A different picture will normally emerge when we rank the data by family using `rank_family = TRUE`.
```{r synbio_family}
synbio_family <- lens_search(synbio, boolean = "OR", type = "tac", rank_family = TRUE)
synbio_family
```
In choosing the family ranking we observe that the largest family contains 45 members (with zero citations) for an `Endoprosthesis With Long-term Stability`. Pasting the lens_id into a browser reveals that this Australian application claims "The use of an active substance complex for creating biological parts, in particular organs for living organisms...". Those familiar with this field may think there is a possible need to adjust the search terms, in this case for the wider use of the term "biological parts" in biomedical engineering.

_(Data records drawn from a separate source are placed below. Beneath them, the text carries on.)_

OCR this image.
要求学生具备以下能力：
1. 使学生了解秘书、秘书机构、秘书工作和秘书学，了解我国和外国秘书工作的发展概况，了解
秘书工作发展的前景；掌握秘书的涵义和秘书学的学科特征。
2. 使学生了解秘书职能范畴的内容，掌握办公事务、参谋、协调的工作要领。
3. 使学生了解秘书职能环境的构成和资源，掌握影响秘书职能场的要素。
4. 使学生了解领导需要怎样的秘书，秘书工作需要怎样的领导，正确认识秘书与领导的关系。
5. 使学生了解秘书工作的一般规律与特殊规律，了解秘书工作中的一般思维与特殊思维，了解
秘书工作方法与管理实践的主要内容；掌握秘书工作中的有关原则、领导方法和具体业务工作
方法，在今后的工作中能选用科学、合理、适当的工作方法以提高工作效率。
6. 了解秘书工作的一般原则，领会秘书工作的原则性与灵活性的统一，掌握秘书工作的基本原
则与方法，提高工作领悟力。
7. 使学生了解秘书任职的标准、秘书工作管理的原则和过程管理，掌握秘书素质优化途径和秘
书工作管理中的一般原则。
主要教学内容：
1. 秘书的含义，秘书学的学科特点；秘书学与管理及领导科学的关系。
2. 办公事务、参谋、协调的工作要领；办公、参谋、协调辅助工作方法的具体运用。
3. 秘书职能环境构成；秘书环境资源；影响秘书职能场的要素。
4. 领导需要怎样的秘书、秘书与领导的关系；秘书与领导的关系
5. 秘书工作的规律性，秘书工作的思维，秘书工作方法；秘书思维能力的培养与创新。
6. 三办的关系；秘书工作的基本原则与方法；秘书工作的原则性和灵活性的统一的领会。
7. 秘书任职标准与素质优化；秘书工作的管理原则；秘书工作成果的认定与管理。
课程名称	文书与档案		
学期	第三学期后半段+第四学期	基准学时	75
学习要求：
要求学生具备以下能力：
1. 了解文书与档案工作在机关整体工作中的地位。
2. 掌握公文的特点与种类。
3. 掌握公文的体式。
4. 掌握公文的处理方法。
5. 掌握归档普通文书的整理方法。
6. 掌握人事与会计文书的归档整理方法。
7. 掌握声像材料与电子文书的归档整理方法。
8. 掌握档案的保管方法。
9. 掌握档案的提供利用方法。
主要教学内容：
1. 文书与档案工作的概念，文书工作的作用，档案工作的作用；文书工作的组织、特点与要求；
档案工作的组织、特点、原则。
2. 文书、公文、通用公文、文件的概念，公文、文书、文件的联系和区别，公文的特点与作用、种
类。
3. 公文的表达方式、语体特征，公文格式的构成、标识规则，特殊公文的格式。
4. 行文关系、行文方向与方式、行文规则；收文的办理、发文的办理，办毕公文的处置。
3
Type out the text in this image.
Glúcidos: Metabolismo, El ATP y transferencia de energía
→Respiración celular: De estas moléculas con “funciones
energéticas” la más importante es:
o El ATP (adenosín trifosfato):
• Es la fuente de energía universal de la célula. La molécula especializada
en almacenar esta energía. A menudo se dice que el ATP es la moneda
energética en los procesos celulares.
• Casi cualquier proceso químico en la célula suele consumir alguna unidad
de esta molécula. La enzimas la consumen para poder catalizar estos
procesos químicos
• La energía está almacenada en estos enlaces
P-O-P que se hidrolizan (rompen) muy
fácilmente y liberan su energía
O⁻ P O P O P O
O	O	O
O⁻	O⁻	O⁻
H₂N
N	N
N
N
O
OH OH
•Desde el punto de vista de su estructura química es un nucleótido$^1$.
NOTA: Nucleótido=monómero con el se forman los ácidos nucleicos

The importance of these ranking exercises is that they reveal the most important documents. However, bear in mind that these will typically be older documents (that have had time to accumulate citations or, to a lesser extent, larger family sizes). For that reason, a workflow would commonly include a review of recent publications using a date range delimiter, perhaps focusing on those that are beginning to attract citations or where a family size greater than 5 or 10 documents is observed.
### Retrieving multiple pages
`lensr` is not intended for large scale data retrieval in the absence of a Lens API. However, it is possible to retrieve more than 50 documents using `lens_search` and the `results` argument. In order to address potential lock out by the server it is recommended to use a slow timer setting (the default is 20 seconds per query). The reason for this is that `lens_search` (through the underlying url constructor `lens_urls()` and url iterator `lens_iterate()`) will retrieve 50 results for a query, then request the next 50 results and so on upto a maximum of 500.
In the query below we use a single search term for the title, abstract or claims ("tac") and rank the results by citing. We also request 150 results (which will be ranked by citing) and set the timer to 30 seconds between the 3 requests.
```{r}
library(dplyr)
onefifty <- lens_search("drones", type = "tac", results = 150, timer = 30)
onefifty
```
```{r}
library(dplyr)
test <- lens_urls("drones", type = "tac", rank_citing = TRUE, results = 300, timer = 30) %>%
lens_iterate(lens_parse) %>%
bind_rows()
```
## Round Up
`lensr` is an early stage package to provide access to the Lens patent database. It allows for the construction of complex queries and for the most important patent documents to be retrieved. It is not intended for large scale data although we hope that in future it will be possible to login to the service to retrieve data using the Collections function.
In future releases the idea is to add the following features.
1. Select the jurisdiction or jurisdictions for search (as in the existing user interface)
2. Add International Patent Classification Search.
3. Enable login from R and the ability to create and download Collections.